10:20. I’m sitting in the fancy lounge area of the women’s rest room here at The Chesterton. I shouldn’t have had that champagne on top of those boilermakers, but if I sit very quietly I’m sure I can pull myself together. Actually, I’m not even embarrassed about throwing up in the bar. I was having problems putting my feelings into words, so vomiting was actually a very ironic, very appropriate gesture. I’m not going to let it get me down, but still I curse that crippled man for distracting me the way he did. Malison’s lecture is probably over by now, and he’ll be heading back to his room. Thank God I brought that change of clothes. It’s not my favorite outfit but, seeing as my first choice is spattered with vomit, I guess I’ll have to go with the second choice.

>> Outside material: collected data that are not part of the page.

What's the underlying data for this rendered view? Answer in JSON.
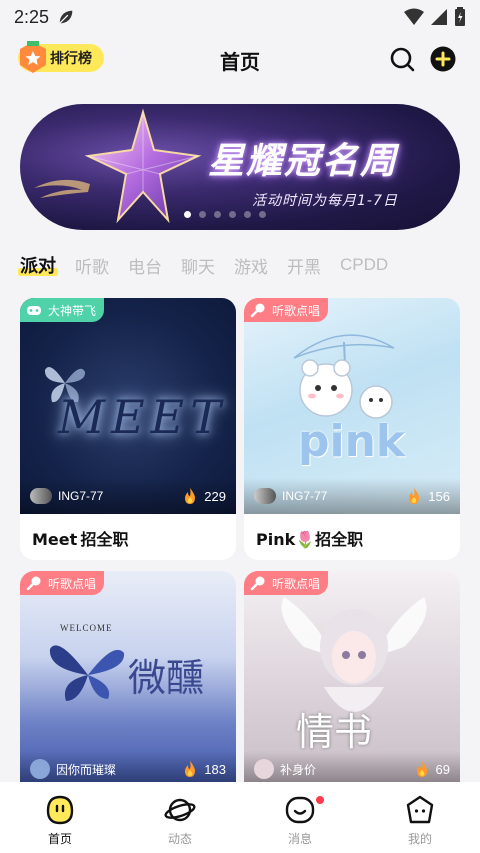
{
  "status_bar": {
    "time": "2:25"
  },
  "header": {
    "rank_label": "排行榜",
    "title": "首页"
  },
  "banner": {
    "title": "星耀冠名周",
    "subtitle": "活动时间为每月1-7日",
    "dot_count": 6,
    "active_dot": 0
  },
  "tabs": [
    {
      "label": "派对",
      "active": true
    },
    {
      "label": "听歌",
      "active": false
    },
    {
      "label": "电台",
      "active": false
    },
    {
      "label": "聊天",
      "active": false
    },
    {
      "label": "游戏",
      "active": false
    },
    {
      "label": "开黑",
      "active": false
    },
    {
      "label": "CPDD",
      "active": false
    }
  ],
  "rooms": [
    {
      "tag": "大神带飞",
      "tag_color": "#4fd2a7",
      "owner": "ING7-77",
      "heat": "229",
      "name": "Meet  招全职",
      "art_text": "MEET"
    },
    {
      "tag": "听歌点唱",
      "tag_color": "#ff7e86",
      "owner": "ING7-77",
      "heat": "156",
      "name": "Pink🌷招全职",
      "art_text": "pink"
    },
    {
      "tag": "听歌点唱",
      "tag_color": "#ff7e86",
      "owner": "因你而璀璨",
      "heat": "183",
      "name": "",
      "art_text": "微醺",
      "art_subtext": "WELCOME"
    },
    {
      "tag": "听歌点唱",
      "tag_color": "#ff7e86",
      "owner": "补身价",
      "heat": "69",
      "name": "",
      "art_text": "情书"
    }
  ],
  "bottom_nav": [
    {
      "label": "首页",
      "icon": "home-face-icon",
      "active": true
    },
    {
      "label": "动态",
      "icon": "planet-icon",
      "active": false
    },
    {
      "label": "消息",
      "icon": "message-face-icon",
      "active": false,
      "badge": true
    },
    {
      "label": "我的",
      "icon": "profile-face-icon",
      "active": false
    }
  ]
}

That old guy is probably still sitting in the bar, using his nap-kin to mop up the vomit and trying to convince the waitress that the world is good at heart. He’d come over to my table and asked to join me, and I looked up from my writing and said, “Go ahead, sit down,” not because I wanted company, but be-cause he obviously needed to sit someplace and all the other chairs were taken. This man walked with two canes and his legs were twisted. Each foot pointed off in a different direction as though they had been attached sideways. He sat down and asked the waitress to bring us her finest bottle of champagne. The waitress asked, “What are you celebrating?” and the man just spread out his arms and looked back and forth across the room. I said, “You’re celebrating this bar?” and he said, “No, I’m celebrating life!” I should have gotten up and left; but instead I saw this man as someone I can use for a piece I’m working on. He’s someone whom Malison would describe as a self-hypnotic, one of those people who convinces himself that his life is meaningful only because the truth would destroy him. It’s as if someone has hypnotized him by waving a turd back and forth in front of his face and saying, “You’re getting sleepy . . . sleepy.”

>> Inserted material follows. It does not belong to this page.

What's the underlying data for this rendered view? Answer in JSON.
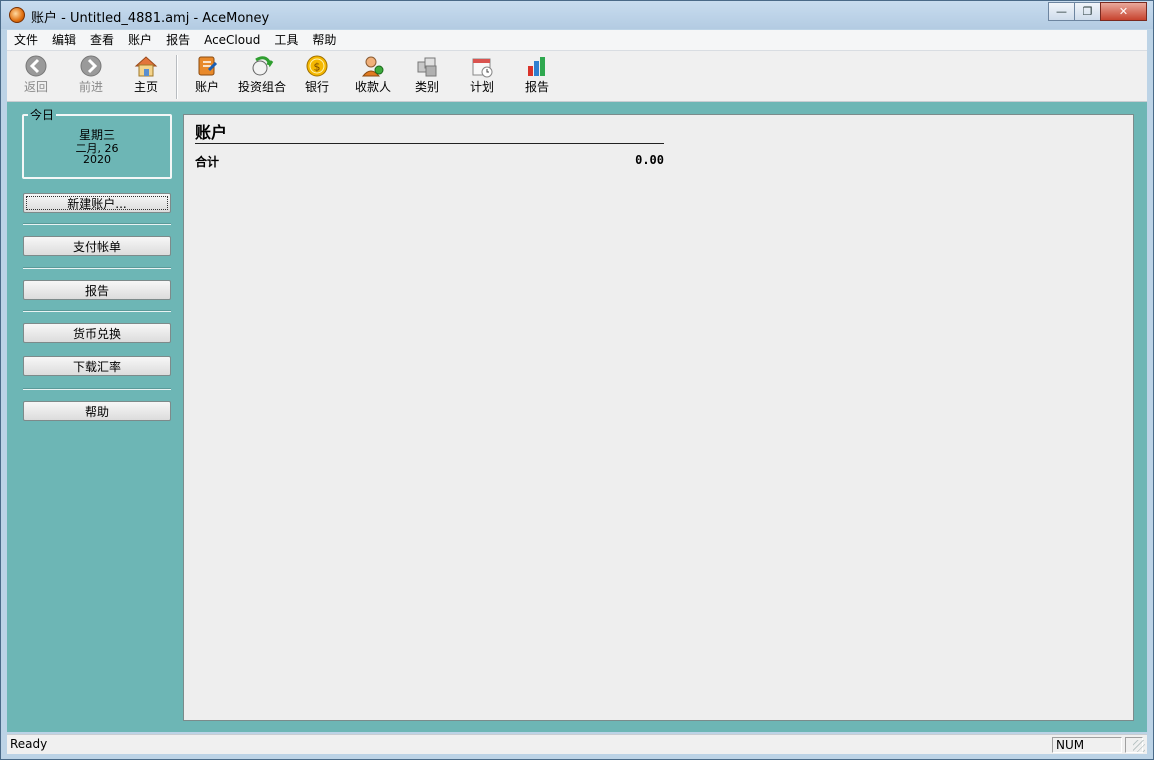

When the champagne arrived at the table, the crippled man grinned from ear to ear. And I mean that literally. He had the widest mouth I have ever seen on a human. I think he could have fit a saucer in there with no problem. He had this wide mouth and sandy blond hair growing in tufts along the sides of his head. The top of his head was bald and covered with spots and freckles. He made a big production of popping the cork off the champagne bottle, and the people at the other tables all looked our way and cheered him on. Everyone acted as if this were important and memorable. The man poured two glasses and then noticed my journal and said, “So, I see you’re a writer.” This would be like me noticing his two canes leaning against the table and saying, “So, I see you’re a cripple,” but I bit my tongue and just said, “Yes, I’m a writer.” The man said he’d never written much besides letters but that reading was his greatest pleasure. Then he rattled off a list of the writers he admired — fussy, middle-of-the-road contemporaries — and I said, “Aren’t all those people dead?” and he grabbed at his heart and said, “I hope not!” It went right over his head. He asked who I like reading, and when I answered, “Malison,” he winced. You’d think I’d spat in his drink. It pissed me off. I don’t need this man’s approval to read anything. I’m not here to live up to his expectations. I’d rather die than live up to his expectations. His attitude was getting on my nerves, and I should have just packed up my shit and left. I asked if he’d actually read any of Malison’s work, and he said as a matter of fact, yes, he had. He said he’d recently found himself on a Greyhound bus to St. Louis and had discovered too late that the attaché case containing all his books had been stored below along with his luggage. He said he’d spent eight hours reading a copy of Rotunda Surf he’d found abandoned on the seat beside him. He used that word, abandoned, to suggest that someone had deliberately walked away from a hardcover Malison.